Not because of any notion that Big Brother was watching, but rather because as I walked, my watch read 8:30 and the chimes on the clock on top of the Chester County Courthouse were cheerily pealing out the count of 10.
That's the way things were in Chester County the past few days - not quite in order, sometimes way off the mark.
It began with the heat, was punctuated by a swift thunderstorm that wiped out the power grid and ended with a shared experience that gave us something to talk about with family, friends and strangers. The whole experience was not unlike those snow days we have in winter, when the normal rules of social engagement don't seem to apply.

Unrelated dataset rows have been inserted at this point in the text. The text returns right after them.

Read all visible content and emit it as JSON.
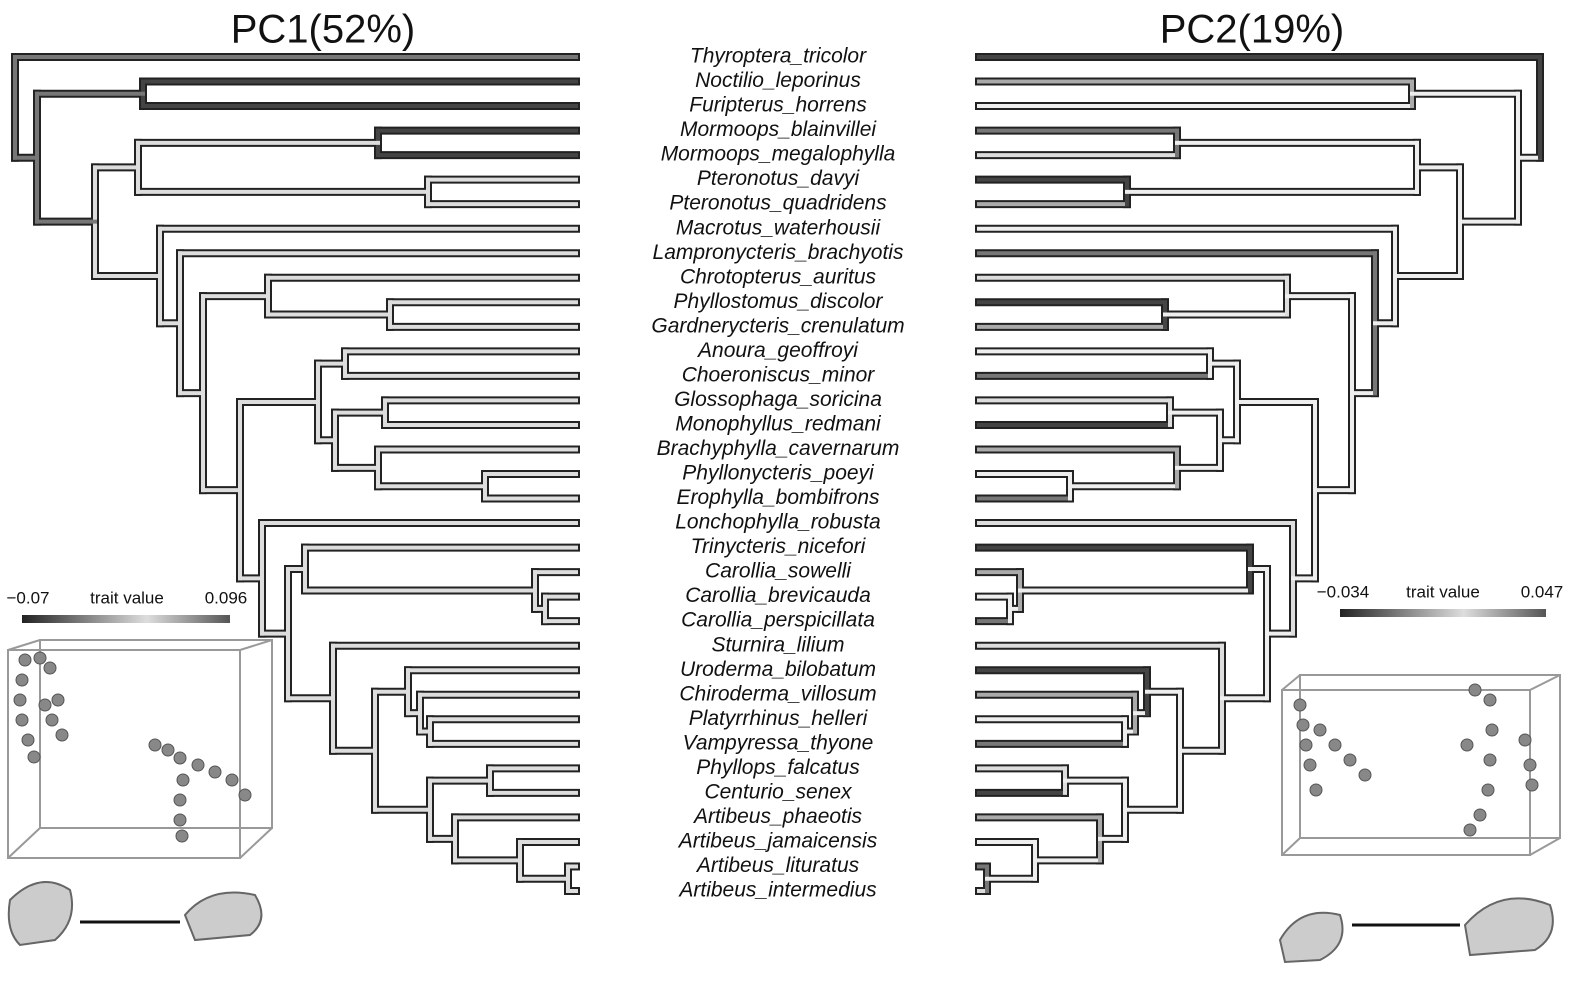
{
  "titles": [
    "PC1(52%)",
    "PC2(19%)"
  ],
  "taxa": [
    "Thyroptera_tricolor",
    "Noctilio_leporinus",
    "Furipterus_horrens",
    "Mormoops_blainvillei",
    "Mormoops_megalophylla",
    "Pteronotus_davyi",
    "Pteronotus_quadridens",
    "Macrotus_waterhousii",
    "Lampronycteris_brachyotis",
    "Chrotopterus_auritus",
    "Phyllostomus_discolor",
    "Gardnerycteris_crenulatum",
    "Anoura_geoffroyi",
    "Choeroniscus_minor",
    "Glossophaga_soricina",
    "Monophyllus_redmani",
    "Brachyphylla_cavernarum",
    "Phyllonycteris_poeyi",
    "Erophylla_bombifrons",
    "Lonchophylla_robusta",
    "Trinycteris_nicefori",
    "Carollia_sowelli",
    "Carollia_brevicauda",
    "Carollia_perspicillata",
    "Sturnira_lilium",
    "Uroderma_bilobatum",
    "Chiroderma_villosum",
    "Platyrrhinus_helleri",
    "Vampyressa_thyone",
    "Phyllops_falcatus",
    "Centurio_senex",
    "Artibeus_phaeotis",
    "Artibeus_jamaicensis",
    "Artibeus_lituratus",
    "Artibeus_intermedius"
  ],
  "legends": [
    {
      "min": "−0.07",
      "label": "trait value",
      "max": "0.096"
    },
    {
      "min": "−0.034",
      "label": "trait value",
      "max": "0.047"
    }
  ]
}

Except, of course, that the mercury in the thermometer was flirting with 100 degrees Tuesday.
It is well documented, not only in these pages but in hundreds of comments and missives that I've made and sent to people I know, that I am not a hot weather person. I've made it known that I would sell my not inconsiderable influence in the editorial department of the Daily Local News to anyone who would build a public swimming pool within easy walking distance of my home on South Church Street.
So, I was not feeling happy that evening, trying to erase the heat with an ice bath, when the lights went out, the fans went dead, the air conditioner stopped running, and everything got a little quiet.

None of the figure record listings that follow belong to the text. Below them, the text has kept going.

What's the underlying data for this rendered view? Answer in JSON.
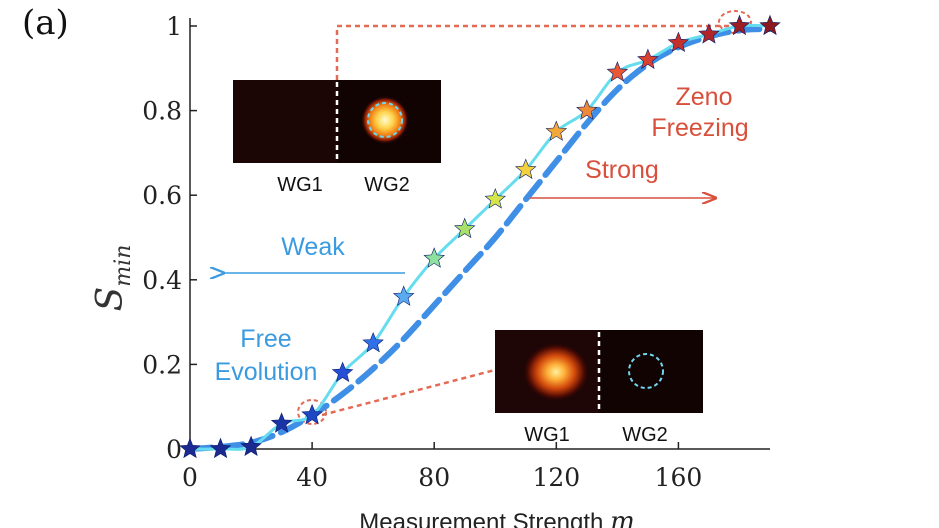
{
  "panel_label": "(a)",
  "colors": {
    "theory": "#3f8fe6",
    "simulation": "#66ddee",
    "weak": "#3a9be0",
    "strong": "#d8503c",
    "connector": "#e36a55"
  },
  "chart_data": {
    "type": "line",
    "ylabel_base": "S",
    "ylabel_sub": "min",
    "xlabel": "Measurement Strength ",
    "xlabel_var": "m",
    "xlim": [
      0,
      190
    ],
    "ylim": [
      0,
      1
    ],
    "xticks": [
      "0",
      "40",
      "80",
      "120",
      "160"
    ],
    "yticks": [
      "0",
      "0.2",
      "0.4",
      "0.6",
      "0.8",
      "1"
    ],
    "grid": false,
    "series": [
      {
        "style": "dashed-thick",
        "x": [
          0,
          10,
          20,
          30,
          40,
          50,
          60,
          70,
          80,
          90,
          100,
          110,
          120,
          130,
          140,
          150,
          160,
          170,
          180,
          190
        ],
        "y": [
          0,
          0.005,
          0.015,
          0.04,
          0.08,
          0.13,
          0.19,
          0.26,
          0.34,
          0.42,
          0.5,
          0.59,
          0.68,
          0.77,
          0.85,
          0.91,
          0.95,
          0.975,
          0.99,
          0.993
        ]
      },
      {
        "style": "solid-stars",
        "x": [
          0,
          10,
          20,
          30,
          40,
          50,
          60,
          70,
          80,
          90,
          100,
          110,
          120,
          130,
          140,
          150,
          160,
          170,
          180,
          190
        ],
        "y": [
          0,
          0,
          0.005,
          0.06,
          0.08,
          0.18,
          0.25,
          0.36,
          0.45,
          0.52,
          0.59,
          0.66,
          0.75,
          0.8,
          0.89,
          0.92,
          0.96,
          0.98,
          1.0,
          1.0
        ],
        "marker_colors": [
          "#1a2a90",
          "#1a2a90",
          "#1a2a90",
          "#1a34a8",
          "#1e47c4",
          "#2450d8",
          "#2f70e8",
          "#5aaaf0",
          "#8de09e",
          "#a8e06a",
          "#d6e64a",
          "#f2d03e",
          "#f2a83a",
          "#ee8838",
          "#e85834",
          "#d84030",
          "#c4302c",
          "#b02628",
          "#9a1e22",
          "#8a1a1e"
        ]
      }
    ],
    "annotations": {
      "zeno": [
        "Zeno",
        "Freezing"
      ],
      "strong": "Strong",
      "weak": "Weak",
      "free": [
        "Free",
        "Evolution"
      ],
      "inset_top_labels": [
        "WG1",
        "WG2"
      ],
      "inset_bottom_labels": [
        "WG1",
        "WG2"
      ]
    }
  }
}
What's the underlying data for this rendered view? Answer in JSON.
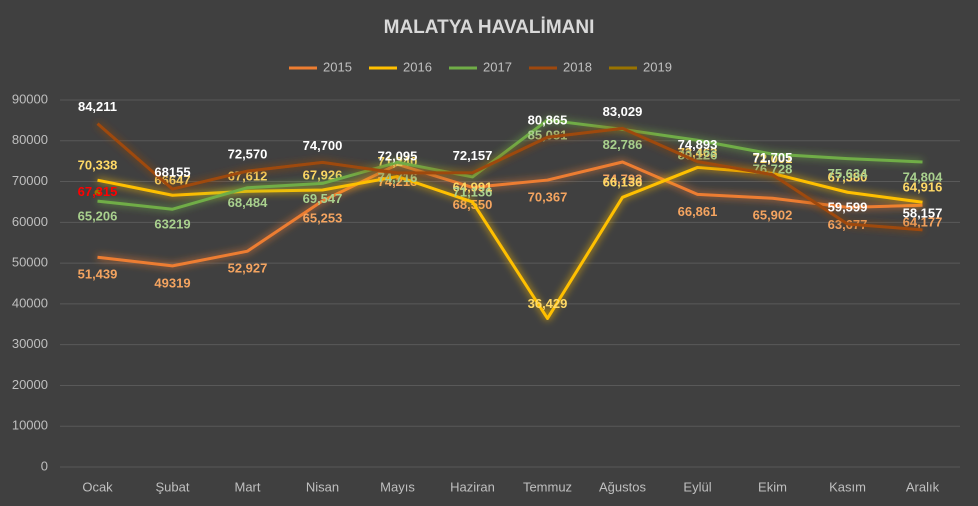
{
  "chart_data": {
    "type": "line",
    "title": "MALATYA HAVALİMANI",
    "categories": [
      "Ocak",
      "Şubat",
      "Mart",
      "Nisan",
      "Mayıs",
      "Haziran",
      "Temmuz",
      "Ağustos",
      "Eylül",
      "Ekim",
      "Kasım",
      "Aralık"
    ],
    "ylim": [
      0,
      90000
    ],
    "yticks": [
      0,
      10000,
      20000,
      30000,
      40000,
      50000,
      60000,
      70000,
      80000,
      90000
    ],
    "grid": true,
    "legend": "top",
    "series": [
      {
        "name": "2015",
        "color": "#ed7d31",
        "label_color": "#f4a460",
        "values": [
          51439,
          49319,
          52927,
          65253,
          74218,
          68550,
          70367,
          74793,
          66861,
          65902,
          63677,
          64177
        ],
        "value_labels": [
          "51,439",
          "49319",
          "52,927",
          "65,253",
          "74,218",
          "68,550",
          "70,367",
          "74,793",
          "66,861",
          "65,902",
          "63,677",
          "64,177"
        ]
      },
      {
        "name": "2016",
        "color": "#ffc000",
        "label_color": "#ffd966",
        "values": [
          70338,
          66647,
          67612,
          67926,
          71240,
          64991,
          36429,
          66136,
          73463,
          72001,
          67380,
          64916
        ],
        "value_labels": [
          "70,338",
          "66647",
          "67,612",
          "67,926",
          "71,240",
          "64,991",
          "36,429",
          "66,136",
          "73,463",
          "72,001",
          "67,380",
          "64,916"
        ]
      },
      {
        "name": "2017",
        "color": "#70ad47",
        "label_color": "#a9d18e",
        "values": [
          65206,
          63219,
          68484,
          69547,
          74716,
          71136,
          85081,
          82786,
          80126,
          76728,
          75634,
          74804
        ],
        "value_labels": [
          "65,206",
          "63219",
          "68,484",
          "69,547",
          "74,716",
          "71,136",
          "85,081",
          "82,786",
          "80,126",
          "76,728",
          "75,634",
          "74,804"
        ]
      },
      {
        "name": "2018",
        "color": "#9e480e",
        "label_color": "#ffffff",
        "values": [
          84211,
          68155,
          72570,
          74700,
          72095,
          72157,
          80865,
          83029,
          74893,
          71705,
          59599,
          58157
        ],
        "value_labels": [
          "84,211",
          "68155",
          "72,570",
          "74,700",
          "72,095",
          "72,157",
          "80,865",
          "83,029",
          "74,893",
          "71,705",
          "59,599",
          "58,157"
        ]
      },
      {
        "name": "2019",
        "color": "#997300",
        "label_color": "#ff0000",
        "values": [
          67315,
          null,
          null,
          null,
          null,
          null,
          null,
          null,
          null,
          null,
          null,
          null
        ],
        "value_labels": [
          "67,315",
          null,
          null,
          null,
          null,
          null,
          null,
          null,
          null,
          null,
          null,
          null
        ]
      }
    ]
  }
}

That's what I noticed most, as the lightless evening faded into moonless night: It was quiet.
Usually, we've got the university kids to contend with - those jolly folk who need an excuse as trivial as coming to a complete stop at three stop signs in a row to declare party time and begin howling at the moon. But they're away this time of year and so I had only the whoosh of a passing car or the thumping of a free-spirited jogger going by to break the quiet as I sat on the stoop.

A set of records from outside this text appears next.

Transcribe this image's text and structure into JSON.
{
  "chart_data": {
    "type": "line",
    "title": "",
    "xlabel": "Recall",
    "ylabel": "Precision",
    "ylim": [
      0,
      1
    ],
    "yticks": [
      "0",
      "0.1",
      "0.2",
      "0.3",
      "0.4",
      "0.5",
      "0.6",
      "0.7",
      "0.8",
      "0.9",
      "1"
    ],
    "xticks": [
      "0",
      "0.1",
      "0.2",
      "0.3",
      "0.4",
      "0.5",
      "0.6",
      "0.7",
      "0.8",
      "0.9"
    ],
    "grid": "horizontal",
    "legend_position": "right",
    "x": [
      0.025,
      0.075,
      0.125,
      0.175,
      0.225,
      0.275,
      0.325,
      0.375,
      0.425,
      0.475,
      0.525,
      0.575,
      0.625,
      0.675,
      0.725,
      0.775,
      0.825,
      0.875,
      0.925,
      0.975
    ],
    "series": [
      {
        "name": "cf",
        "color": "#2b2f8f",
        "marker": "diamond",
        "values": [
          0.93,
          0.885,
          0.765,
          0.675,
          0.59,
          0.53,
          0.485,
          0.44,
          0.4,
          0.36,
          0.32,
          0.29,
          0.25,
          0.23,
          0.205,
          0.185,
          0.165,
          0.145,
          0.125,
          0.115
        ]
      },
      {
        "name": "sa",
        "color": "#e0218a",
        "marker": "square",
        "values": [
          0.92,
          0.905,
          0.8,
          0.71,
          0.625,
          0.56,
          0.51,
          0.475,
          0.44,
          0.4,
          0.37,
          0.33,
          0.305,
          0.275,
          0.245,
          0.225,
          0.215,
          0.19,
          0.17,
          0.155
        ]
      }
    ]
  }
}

I was drawn outside, too, because frankly it was cooler out there. The air doesn't move well in my second floor unit without some heavyweight industrial circulation machinery to help it, so I stayed outdoors past midnight - again, a time I am rarely awake to see.
Later, drifting off to sweaty sleep, I quite expected that any moment I'd be woken by the sound of appliances coming back on as the power was restored. But, by the time the birds started announcing that it was a new day and time for them to start feeding, nothing had changed: no lights, no air.
I decided to take a walk around the neighborhood to see who the electric company gods had smiled on. That's the way it is when the power goes out in West Chester. Nothing comes back on all at once; each block has it's own time, and we all go crazy wondering why the folks across the street got their power back and we didn't. It's a jealousy thing.
Along an alleyway off Dean Street, I saw something that said it all for me about the long powerless night: A fellow curled up contentedly asleep on a couch on his porch.
Perfect, I thought. When normal life goes out the window, the best thing to do is change course and adapt. And if the clock strikes 10 o'clock at 8:30, adjust your watch accordingly.